Haftpflichtversicherung
Jeglichen bewiesenen Anspruch, den Dritte gegen den Eigentümer der Yacht aufgrund eines Unfalls oder Schadens geltend machen können, deckt die Haftpflichtversicherung ab, ebenso im Bereich PKW. Da der Yachteigner ganzheitlich haftbar gemacht werden kann, ist die Deckungssumme in der Regel angemessen hoch.
Kaskoversicherung
Mit einer Kaskoversicherung kann direkter Schaden abgedeckt werden, etwa ein totaler Verlust, sowie auch Teilschäden und ähnliches. Dabei spielt die so genannte Feste Taxe eine Rolle: sie ist ein fester Wert, auf den sich der Yachteigentümer und die Yachtversicherung geeinigt haben.
Insassen-Unfallversicherung
Kommt es zum Unfall und daraus resultierender Invalidität oder gar Tod der Insassen, übernimmt eine Insassen-Unfallversicherung die kompletten finanziellen Belastungen. Hierbei zahlt der Versicherungsnehmer mit steigender Insassenanzahl mitunter hohe Versicherungssummen.
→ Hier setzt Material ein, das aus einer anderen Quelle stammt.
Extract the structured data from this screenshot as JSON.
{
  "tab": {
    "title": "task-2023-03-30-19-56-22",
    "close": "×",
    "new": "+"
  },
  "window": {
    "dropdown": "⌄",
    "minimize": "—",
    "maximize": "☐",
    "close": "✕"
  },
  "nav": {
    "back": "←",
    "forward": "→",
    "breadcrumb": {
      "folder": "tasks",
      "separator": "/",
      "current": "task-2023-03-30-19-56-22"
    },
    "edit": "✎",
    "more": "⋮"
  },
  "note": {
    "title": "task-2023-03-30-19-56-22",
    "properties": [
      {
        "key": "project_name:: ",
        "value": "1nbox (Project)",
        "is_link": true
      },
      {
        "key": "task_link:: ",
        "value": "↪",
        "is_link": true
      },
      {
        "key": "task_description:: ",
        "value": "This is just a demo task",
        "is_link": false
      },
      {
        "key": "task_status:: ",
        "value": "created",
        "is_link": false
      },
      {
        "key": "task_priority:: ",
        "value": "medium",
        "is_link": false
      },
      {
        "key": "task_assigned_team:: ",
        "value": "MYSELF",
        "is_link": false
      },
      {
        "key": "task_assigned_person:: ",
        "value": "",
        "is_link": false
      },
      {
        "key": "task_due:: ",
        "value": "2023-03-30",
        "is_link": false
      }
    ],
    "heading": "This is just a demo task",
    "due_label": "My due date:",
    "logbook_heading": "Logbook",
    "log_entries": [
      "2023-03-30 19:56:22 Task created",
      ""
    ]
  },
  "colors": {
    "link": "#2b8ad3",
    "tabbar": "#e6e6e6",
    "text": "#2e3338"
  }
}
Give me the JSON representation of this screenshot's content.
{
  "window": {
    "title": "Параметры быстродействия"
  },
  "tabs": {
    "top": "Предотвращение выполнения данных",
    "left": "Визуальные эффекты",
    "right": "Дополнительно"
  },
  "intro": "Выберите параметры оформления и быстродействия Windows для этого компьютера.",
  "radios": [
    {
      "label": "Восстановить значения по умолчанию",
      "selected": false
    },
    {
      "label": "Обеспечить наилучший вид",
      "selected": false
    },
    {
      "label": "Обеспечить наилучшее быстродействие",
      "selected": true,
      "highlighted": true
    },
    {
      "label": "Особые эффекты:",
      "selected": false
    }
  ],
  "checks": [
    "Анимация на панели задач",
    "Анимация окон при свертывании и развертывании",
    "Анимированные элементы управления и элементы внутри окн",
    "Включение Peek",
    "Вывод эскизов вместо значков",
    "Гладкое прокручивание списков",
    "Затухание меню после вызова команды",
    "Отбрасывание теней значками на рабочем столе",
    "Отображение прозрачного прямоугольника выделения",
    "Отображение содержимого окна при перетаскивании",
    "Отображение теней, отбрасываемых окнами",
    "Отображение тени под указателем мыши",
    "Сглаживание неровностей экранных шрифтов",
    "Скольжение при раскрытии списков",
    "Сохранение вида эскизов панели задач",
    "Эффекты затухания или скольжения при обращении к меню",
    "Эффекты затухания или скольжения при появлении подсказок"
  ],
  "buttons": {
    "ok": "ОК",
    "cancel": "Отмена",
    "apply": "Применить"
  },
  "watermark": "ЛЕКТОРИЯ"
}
Yacht-Rechtsschutzversicherung
Die Yacht-Rechtsschutzversicherung gewährleistet Rechtsschutz im Falle von Rechtsstreitigkeiten. Hier können Unannehmlichkeiten in Straf- und Führerscheinangelegenheiten abgedeckt werden, allerdings nur, wenn Sie wirklich im Recht sind - dies gilt bekanntlich für alle Versicherungspolice, nicht nur bei der Yachtversicherung.